No es solamente una historia de algo que le sucedió a otros hace dos mil años, es algo que nos está sucediendo personalmente a nosotros, a ti y a mí, en nuestra situación concreta, particular, hoy y aquí.
Saber que Jesús vive, que el atroz sufrimiento que padeció no fue inútil, sino tuvo una razón, ilumina lo que nos toca sufrir a nosotros.
Saber que Su dolor no sólo fue un camino hacia la muerte sino sobre todo hacia la vida, ¡lo cambia todo!
Le da sentido a cuanto nos toca padecer, nos permite descubrir que nada tiene ya el poder de sumirnos en la tiniebla y devastarnos, porque el Resucitado se ha introducido en nuestra oscuridad y la ha vencido con Su luminosa presencia.
Y por eso si unimos nuestros sufrimientos a los Suyos, éstos adquieren sentido redentor; podemos asumirlos y ofrecerlos por amor.

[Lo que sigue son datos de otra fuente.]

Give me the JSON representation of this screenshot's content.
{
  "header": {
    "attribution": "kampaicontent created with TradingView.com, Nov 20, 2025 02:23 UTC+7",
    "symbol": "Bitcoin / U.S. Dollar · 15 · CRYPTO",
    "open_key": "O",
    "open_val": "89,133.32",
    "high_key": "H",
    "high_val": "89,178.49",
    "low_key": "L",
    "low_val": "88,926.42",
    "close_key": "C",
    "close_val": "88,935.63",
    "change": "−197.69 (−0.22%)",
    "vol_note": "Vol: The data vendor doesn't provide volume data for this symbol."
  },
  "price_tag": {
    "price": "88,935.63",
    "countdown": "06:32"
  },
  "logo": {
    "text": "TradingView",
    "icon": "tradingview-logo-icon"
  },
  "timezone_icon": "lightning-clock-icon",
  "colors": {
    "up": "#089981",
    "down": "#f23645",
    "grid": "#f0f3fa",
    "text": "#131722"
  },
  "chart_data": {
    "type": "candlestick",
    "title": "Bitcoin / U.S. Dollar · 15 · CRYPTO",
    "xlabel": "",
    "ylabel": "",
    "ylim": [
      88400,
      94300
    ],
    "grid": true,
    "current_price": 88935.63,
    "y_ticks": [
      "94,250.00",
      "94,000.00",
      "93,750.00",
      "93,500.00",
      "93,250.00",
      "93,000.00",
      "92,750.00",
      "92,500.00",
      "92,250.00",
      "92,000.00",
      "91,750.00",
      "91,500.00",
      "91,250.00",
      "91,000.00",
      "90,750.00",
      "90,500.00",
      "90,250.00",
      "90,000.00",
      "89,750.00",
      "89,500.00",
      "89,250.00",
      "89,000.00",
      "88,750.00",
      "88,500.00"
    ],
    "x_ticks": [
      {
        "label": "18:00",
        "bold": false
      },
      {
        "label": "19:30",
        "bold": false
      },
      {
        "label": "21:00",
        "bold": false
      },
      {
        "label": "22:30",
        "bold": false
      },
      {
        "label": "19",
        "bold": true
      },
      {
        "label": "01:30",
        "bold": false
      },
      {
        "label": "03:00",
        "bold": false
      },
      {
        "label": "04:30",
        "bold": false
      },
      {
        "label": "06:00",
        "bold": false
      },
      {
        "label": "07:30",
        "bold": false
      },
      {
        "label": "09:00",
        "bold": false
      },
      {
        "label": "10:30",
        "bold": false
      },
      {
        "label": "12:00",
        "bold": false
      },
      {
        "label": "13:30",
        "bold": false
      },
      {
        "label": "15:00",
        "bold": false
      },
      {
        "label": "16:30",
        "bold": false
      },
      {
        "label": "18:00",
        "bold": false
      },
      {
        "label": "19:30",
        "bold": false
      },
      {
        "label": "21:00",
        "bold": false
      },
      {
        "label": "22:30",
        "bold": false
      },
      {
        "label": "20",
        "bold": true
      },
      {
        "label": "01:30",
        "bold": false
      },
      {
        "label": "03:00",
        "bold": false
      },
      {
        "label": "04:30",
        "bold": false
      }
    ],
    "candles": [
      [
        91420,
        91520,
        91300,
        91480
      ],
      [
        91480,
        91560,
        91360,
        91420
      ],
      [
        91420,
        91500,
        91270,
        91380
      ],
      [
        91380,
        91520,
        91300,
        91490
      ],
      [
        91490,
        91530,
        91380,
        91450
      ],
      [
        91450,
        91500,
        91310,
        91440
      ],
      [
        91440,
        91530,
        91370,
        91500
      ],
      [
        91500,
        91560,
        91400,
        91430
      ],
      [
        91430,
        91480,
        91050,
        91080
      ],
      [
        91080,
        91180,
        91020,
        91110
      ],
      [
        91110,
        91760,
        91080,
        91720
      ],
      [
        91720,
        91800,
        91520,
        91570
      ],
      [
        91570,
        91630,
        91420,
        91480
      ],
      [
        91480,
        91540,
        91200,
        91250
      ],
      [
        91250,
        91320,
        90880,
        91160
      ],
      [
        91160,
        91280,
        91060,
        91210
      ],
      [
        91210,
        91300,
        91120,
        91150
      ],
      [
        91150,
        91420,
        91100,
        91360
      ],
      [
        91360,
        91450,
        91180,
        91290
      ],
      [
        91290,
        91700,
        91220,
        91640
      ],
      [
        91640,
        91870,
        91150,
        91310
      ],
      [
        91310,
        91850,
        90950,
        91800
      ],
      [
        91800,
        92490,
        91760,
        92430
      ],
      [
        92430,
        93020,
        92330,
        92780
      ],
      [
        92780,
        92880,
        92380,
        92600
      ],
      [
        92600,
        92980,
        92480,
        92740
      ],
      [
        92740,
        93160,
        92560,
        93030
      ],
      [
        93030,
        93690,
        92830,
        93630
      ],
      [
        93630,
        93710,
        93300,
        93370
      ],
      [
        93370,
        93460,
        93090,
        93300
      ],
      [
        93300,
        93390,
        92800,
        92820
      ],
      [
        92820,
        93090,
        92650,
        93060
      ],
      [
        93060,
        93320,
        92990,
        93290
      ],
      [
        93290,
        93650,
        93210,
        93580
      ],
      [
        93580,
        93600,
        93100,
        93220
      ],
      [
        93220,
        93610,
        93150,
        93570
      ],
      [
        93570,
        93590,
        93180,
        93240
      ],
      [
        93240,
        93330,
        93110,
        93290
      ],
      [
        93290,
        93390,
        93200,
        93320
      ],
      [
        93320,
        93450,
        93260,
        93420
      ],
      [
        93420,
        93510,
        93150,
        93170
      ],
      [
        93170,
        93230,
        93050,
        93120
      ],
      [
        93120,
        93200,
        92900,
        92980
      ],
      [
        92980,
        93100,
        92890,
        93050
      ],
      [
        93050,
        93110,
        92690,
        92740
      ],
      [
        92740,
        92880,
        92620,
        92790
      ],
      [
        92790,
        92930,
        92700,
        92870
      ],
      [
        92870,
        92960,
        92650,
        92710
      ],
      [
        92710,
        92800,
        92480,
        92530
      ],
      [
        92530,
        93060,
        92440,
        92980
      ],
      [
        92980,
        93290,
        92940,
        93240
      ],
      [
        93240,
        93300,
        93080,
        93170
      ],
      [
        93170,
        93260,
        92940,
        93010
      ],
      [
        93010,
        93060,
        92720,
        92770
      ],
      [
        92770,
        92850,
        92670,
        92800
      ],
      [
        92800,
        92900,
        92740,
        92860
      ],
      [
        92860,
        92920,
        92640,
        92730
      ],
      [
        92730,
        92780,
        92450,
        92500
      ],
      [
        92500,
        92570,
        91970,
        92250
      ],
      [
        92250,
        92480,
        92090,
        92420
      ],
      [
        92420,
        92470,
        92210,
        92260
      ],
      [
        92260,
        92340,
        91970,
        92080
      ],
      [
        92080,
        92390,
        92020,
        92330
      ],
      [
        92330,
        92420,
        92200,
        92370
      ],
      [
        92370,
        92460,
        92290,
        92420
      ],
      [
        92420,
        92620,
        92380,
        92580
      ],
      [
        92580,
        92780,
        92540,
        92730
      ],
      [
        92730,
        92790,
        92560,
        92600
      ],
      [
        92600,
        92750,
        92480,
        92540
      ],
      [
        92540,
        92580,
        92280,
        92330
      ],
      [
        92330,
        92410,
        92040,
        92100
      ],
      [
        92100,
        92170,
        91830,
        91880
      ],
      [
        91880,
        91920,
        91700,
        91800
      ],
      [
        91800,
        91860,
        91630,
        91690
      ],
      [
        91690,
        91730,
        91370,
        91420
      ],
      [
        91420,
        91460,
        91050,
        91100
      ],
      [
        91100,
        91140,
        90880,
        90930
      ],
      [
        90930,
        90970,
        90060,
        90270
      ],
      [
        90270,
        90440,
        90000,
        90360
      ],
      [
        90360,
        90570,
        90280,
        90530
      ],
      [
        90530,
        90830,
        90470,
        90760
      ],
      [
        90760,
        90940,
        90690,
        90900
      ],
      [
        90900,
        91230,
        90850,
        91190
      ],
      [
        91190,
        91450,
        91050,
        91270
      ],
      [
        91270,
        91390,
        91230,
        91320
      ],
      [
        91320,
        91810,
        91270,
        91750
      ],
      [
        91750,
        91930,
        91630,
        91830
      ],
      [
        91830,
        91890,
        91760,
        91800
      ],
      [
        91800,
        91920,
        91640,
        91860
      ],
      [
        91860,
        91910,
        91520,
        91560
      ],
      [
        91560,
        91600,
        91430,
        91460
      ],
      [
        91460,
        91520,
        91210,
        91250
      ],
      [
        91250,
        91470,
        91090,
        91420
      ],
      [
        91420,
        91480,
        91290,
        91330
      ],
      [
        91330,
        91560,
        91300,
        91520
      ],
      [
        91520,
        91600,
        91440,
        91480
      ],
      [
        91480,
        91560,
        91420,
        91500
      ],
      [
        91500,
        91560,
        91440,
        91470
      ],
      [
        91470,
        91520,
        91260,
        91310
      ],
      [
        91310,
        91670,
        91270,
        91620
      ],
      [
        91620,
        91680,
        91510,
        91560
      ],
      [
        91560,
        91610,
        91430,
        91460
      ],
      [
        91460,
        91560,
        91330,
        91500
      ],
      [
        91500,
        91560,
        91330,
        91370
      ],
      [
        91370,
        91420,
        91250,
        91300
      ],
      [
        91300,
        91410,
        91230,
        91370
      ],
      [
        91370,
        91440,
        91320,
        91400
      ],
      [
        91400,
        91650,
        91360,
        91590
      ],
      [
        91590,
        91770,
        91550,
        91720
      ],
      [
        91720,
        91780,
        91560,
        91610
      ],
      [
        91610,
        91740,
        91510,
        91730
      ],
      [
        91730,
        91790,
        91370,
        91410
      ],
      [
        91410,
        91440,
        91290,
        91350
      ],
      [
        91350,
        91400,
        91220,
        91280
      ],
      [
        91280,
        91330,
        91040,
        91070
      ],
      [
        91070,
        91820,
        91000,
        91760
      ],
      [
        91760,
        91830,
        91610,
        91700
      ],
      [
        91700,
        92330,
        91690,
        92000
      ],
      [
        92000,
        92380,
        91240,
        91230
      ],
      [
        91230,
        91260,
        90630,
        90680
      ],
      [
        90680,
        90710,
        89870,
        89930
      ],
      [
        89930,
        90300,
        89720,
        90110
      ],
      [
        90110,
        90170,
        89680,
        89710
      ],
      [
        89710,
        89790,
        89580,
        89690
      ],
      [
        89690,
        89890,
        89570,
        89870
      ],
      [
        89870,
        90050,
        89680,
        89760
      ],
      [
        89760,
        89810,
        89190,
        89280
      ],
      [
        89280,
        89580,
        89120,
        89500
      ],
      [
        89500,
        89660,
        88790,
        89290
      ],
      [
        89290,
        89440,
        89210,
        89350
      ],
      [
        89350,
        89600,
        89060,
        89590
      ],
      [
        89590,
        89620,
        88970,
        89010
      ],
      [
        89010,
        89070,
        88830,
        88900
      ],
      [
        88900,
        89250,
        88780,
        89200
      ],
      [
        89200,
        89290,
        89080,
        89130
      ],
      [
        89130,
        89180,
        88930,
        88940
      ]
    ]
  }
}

Los discípulos no sólo lo comprendieron sino lo vivieron; por eso leemos, al final del Evangelio dominical, que Jesús les dijo: “Ustedes son testigos de esto” (Lc 24, 48).
Y ¡qué gran testimonio dieron! Toda la semana hemos leído en Misa cómo los jefes de su pueblo los amenazaron, encarcelaron y persiguieron, pero no lograron doblegarlos.
Claro. Los apóstoles sabían, como sabemos hoy nosotros y por eso también estamos llamados a ser testigos, que, como dijo el Papa Benedicto, “el mal no puede tanto”.
Sabían que por negras que se vieran las cosas, no había nada que temer porque estaba a su lado, como está hoy, en medio de nosotros, Jesús Resucitado.